改訂新版 世界大百科事典 「事業転換」の意味・わかりやすい解説
事業転換 (じぎょうてんかん)
企業が現在営んでいる事業を縮小または廃止して,その代りに他の異なる事業を始めること。事業転換の目的は,現在の事業活動に支障が生じ,将来の見通しも暗いときに,他の有望な事業へ乗り換えることによって活路を見いだすことにある。中小企業は大企業に比べて人材,資金力,情報収集・分析等の点で劣っている場合が多く,事業転換も難しいために,中小企業の事業転換を総合的に支援する措置がとられている。1976年に公布,施行された〈中小企業事業転換対策臨時措置法〉がそれである。本法では四つの要因((1)貿易構造の変化による輸出の減少,輸入の増加,(2)技術革新等による需要の減退,(3)輸出国事情等による原材料の確保難,(4)公害・安全規制の強化)から相当数の中小企業において事業活動に支障を生ずる業種を全国的または地域を限って指定,この指定業種に属する中小企業の事業転換を,資金,税金,雇用対策,情報の収集や調査の面で,国や地方公共団体が支援するものである。
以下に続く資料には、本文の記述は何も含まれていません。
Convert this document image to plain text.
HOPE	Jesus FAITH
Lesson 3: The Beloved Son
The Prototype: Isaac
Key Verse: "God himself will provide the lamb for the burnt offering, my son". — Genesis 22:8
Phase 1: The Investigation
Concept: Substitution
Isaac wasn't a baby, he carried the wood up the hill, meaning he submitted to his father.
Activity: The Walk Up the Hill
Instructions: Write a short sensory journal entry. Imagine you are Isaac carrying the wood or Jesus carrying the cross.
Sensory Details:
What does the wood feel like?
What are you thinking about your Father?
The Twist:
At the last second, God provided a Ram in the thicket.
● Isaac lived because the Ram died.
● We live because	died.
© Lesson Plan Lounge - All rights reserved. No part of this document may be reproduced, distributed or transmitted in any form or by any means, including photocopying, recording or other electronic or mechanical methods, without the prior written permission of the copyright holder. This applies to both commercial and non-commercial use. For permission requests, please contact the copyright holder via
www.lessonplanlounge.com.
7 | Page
現在の事業は続けながら,企業の安定的な成長性を高めるために,他の事業を始めることは,一般に事業の〈多角化〉〈経営多角化〉といわれる。事業転換において従来の事業を廃止することなく続ける場合は,多角化と同じ内容になるが,多角化には現在の事業の不安定性や先細りを新規事業によって補完するという意味が強いのに対して,事業転換は企業の主たる事業を切り替えるという色彩が濃い点で異なる。